Additional findings:
"A decrease in HDL and an increase in LDL cholesterol occurred after cholesterol feeding."

"Clearly elevated lesions [on the aorta] were positively identified only in the [cholesterol-fed] monkeys."

"The [cholesterol-fed] monkeys had more intimal thickening expressed as cross-sectional area than did the control group. ... The involved areas contained significant fibrous and lipid elements. Foam cells were seen to a variable and sometimes prominent degree."

"The monkeys fed the higher amount of dietary cholesterol showed an increase in hepatic [liver] cholesterol."

"The fact that lipid absorbed from the gut enters the arterial wall is well established." (They discussed this.)
This first photo, Figure 5, was from the group receiving the human equivalent of 86mg cholesterol, or what you get in about a half of a small egg. I was surprised there was this much narrowing in just 18 months:

This point was notable:
"The regimen for group 1 was originally designed to demonstrate a null point of the effect of dietary cholesterol on the arterial intima. However, such a point was not found; no threshold for dietary cholesterol was established with respect to a putatively adverse effect on arteries."
They thought that Group 1 monkeys, who received the smallest amount of dietary cholesterol (equivalent to about 86mg cholesterol/day for humans), would not experience adverse effects. They did.

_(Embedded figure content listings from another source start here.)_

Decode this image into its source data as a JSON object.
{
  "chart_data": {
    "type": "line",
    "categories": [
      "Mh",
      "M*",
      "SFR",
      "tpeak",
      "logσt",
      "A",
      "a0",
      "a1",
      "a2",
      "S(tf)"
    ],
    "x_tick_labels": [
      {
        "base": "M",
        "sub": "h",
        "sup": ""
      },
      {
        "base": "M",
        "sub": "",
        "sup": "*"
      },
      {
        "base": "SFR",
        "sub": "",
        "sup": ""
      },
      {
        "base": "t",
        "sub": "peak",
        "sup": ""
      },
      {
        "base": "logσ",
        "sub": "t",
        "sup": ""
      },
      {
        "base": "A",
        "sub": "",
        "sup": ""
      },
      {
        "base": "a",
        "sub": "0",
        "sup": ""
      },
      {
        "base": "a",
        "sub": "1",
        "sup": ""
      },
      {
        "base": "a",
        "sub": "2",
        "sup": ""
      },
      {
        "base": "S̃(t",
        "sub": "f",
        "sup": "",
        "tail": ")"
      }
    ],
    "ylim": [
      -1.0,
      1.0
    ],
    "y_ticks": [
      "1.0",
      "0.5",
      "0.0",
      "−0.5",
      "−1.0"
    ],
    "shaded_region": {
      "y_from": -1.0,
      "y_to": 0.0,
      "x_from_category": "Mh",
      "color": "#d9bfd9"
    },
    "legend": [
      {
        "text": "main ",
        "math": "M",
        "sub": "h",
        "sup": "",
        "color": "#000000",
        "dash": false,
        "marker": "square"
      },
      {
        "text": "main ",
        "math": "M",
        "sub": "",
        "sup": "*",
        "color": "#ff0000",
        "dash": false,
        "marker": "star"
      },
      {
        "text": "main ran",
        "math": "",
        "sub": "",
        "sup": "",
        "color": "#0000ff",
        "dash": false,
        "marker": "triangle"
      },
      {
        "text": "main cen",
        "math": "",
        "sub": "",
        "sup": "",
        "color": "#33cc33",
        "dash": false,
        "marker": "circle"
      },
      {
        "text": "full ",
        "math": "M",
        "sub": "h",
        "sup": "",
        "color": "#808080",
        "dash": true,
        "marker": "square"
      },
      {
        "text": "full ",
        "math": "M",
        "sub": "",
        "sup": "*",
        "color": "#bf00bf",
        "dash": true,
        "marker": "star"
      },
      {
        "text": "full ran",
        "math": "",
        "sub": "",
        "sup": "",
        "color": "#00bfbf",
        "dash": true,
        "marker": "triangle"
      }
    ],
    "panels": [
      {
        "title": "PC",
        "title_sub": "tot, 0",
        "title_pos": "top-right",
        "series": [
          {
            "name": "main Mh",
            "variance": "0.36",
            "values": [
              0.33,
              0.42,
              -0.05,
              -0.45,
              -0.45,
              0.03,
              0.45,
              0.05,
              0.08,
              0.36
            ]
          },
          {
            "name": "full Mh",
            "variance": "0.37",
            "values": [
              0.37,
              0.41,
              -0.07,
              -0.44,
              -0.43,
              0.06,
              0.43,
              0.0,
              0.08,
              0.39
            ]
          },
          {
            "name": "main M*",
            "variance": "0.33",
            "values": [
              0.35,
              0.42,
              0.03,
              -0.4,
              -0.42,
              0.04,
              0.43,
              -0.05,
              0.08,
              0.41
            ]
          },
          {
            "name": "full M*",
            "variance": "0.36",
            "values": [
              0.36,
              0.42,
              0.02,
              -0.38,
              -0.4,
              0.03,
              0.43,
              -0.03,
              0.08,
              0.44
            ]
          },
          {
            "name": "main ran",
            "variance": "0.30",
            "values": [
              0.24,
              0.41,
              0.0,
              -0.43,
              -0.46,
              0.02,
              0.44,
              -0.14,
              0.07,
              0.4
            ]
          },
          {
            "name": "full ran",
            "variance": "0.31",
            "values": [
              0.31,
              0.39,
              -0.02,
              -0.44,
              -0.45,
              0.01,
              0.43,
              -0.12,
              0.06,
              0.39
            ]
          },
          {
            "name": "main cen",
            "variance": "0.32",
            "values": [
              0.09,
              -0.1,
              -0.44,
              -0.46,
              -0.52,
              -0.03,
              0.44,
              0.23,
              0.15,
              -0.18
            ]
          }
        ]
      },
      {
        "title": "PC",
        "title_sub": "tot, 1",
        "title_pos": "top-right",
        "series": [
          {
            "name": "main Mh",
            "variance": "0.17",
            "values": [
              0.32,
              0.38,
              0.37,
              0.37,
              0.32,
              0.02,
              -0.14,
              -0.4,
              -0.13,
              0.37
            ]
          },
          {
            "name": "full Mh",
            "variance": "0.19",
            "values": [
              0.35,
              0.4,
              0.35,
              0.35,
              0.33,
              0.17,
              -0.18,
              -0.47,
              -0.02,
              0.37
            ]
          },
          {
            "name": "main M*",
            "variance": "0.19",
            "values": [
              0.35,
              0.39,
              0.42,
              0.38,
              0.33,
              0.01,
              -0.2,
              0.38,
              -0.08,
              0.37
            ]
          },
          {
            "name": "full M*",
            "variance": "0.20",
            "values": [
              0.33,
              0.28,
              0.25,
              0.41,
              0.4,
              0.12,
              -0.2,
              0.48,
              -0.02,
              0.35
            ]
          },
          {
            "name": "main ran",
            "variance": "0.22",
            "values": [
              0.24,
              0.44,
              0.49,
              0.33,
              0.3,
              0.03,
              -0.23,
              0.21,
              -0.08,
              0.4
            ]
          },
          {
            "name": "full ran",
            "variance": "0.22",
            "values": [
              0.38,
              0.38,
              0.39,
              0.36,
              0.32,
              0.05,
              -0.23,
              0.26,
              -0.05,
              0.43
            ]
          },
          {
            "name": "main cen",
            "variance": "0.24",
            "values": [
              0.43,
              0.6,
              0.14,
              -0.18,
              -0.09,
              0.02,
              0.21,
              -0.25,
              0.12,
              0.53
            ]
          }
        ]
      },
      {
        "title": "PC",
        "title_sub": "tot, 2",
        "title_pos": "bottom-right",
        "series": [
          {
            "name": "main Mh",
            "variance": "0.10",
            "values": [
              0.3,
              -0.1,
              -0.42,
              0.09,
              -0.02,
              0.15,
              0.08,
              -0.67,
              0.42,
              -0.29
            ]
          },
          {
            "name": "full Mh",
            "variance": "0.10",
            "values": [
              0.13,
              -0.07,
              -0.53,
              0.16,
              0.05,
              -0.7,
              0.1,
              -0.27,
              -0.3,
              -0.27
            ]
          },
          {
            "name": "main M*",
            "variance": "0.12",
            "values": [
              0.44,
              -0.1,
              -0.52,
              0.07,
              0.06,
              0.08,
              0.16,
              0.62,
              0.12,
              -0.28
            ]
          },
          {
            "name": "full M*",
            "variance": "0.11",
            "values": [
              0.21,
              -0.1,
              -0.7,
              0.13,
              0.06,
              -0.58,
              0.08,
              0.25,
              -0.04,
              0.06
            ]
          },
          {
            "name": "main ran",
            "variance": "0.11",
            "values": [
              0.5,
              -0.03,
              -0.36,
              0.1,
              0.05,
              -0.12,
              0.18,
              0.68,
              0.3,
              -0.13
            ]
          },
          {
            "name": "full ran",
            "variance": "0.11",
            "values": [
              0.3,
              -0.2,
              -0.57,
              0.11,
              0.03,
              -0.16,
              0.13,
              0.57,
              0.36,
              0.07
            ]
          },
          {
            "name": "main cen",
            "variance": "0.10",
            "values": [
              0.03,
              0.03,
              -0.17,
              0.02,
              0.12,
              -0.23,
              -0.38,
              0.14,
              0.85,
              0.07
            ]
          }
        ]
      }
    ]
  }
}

So I'm thinking ... what's an occasional egg? From Spence's earlier paper:
"The effects of dietary cholesterol on serum cholesterol are, in part, dependent on the diet and the characteristics of the individual consuming the cholesterol. Dietary cholesterol has a much greater effect on people consuming a low-cholesterol diet, with a threshold effect as shown by Connor et al. In their 1961 study, Connor et al also showed that egg yolk, containing 240 mg of cholesterol, had a greater hyperlipidemic effect than pure crystalline cholesterol dissolved in oil. In people consuming a low-cholesterol diet, egg yolk intake increased fasting serum cholesterol level by 40 mg/dL."
Thanks for this post go to a commenter on Don's Primal Wisdom blog, who went by the name of healthy-longevity.


Dr. Mel said...

Yummy-looking eggs--nice deeply colored yolks!

healthy-longevity said...

It is likely that dietary cholesterol also increases cardiovsacular disease independent of it's effects on serum cholesterol levels. As Spence JD, Jenkins DJ, and Davignon J stated in regards to the confusion over dietary cholesterol:

The more important issue is the postprandial effects of consuming cholesterol, including egg yolk. Focusing on fasting serum cholesterol levels misses the bulk of the problem. Even though serum cholesterol rises very little after a meal, dietary cholesterol increases the susceptibility of LDL-C to oxidation, vascular inflammation, oxidative stress, and postprandial hyperlipemia and potentiates the harmful effects of saturated fat, impairs endothelial function, and increases cardiovascular events.

Stamler J also pointed out in regards to animal studies and several prospective studies on humans that the association between dietary cholesterol and atheroslcerosis and coronary heart disease is in part independent of it's effect on serum cholesterol levels.

Bix said...

You know, this is a really good point. The reason the monkeys who developed high serum cholesterol in this study were excluded is because "they clearly failed to meet the criterion set for the experimental monkeys" which was to have "plasma cholesterol maintained within the limits found in monkeys fed cholesterol-free diets."

So, here we have monkeys whose cholesterol was within the range of monkeys who weren't eating any cholesterol, but they still developed plaque, lesions, and arterial elasticity problems linked to the cholesterol they were eating.

Bix said...

By the way, healthy-longevity's blog is literally chock-full of studies and evidence to this regard ... the benefits of a plant-base diet:

K. said...

From a brief perusal, it seems that the control group did fine. The interesting thing is that their diet was 39% fat and 41% carbs. Certainly not low in fat. I also get the impression the authors thought this diet unremarkable. Was 1974 before the widespread acceptance of the low-fat dogma?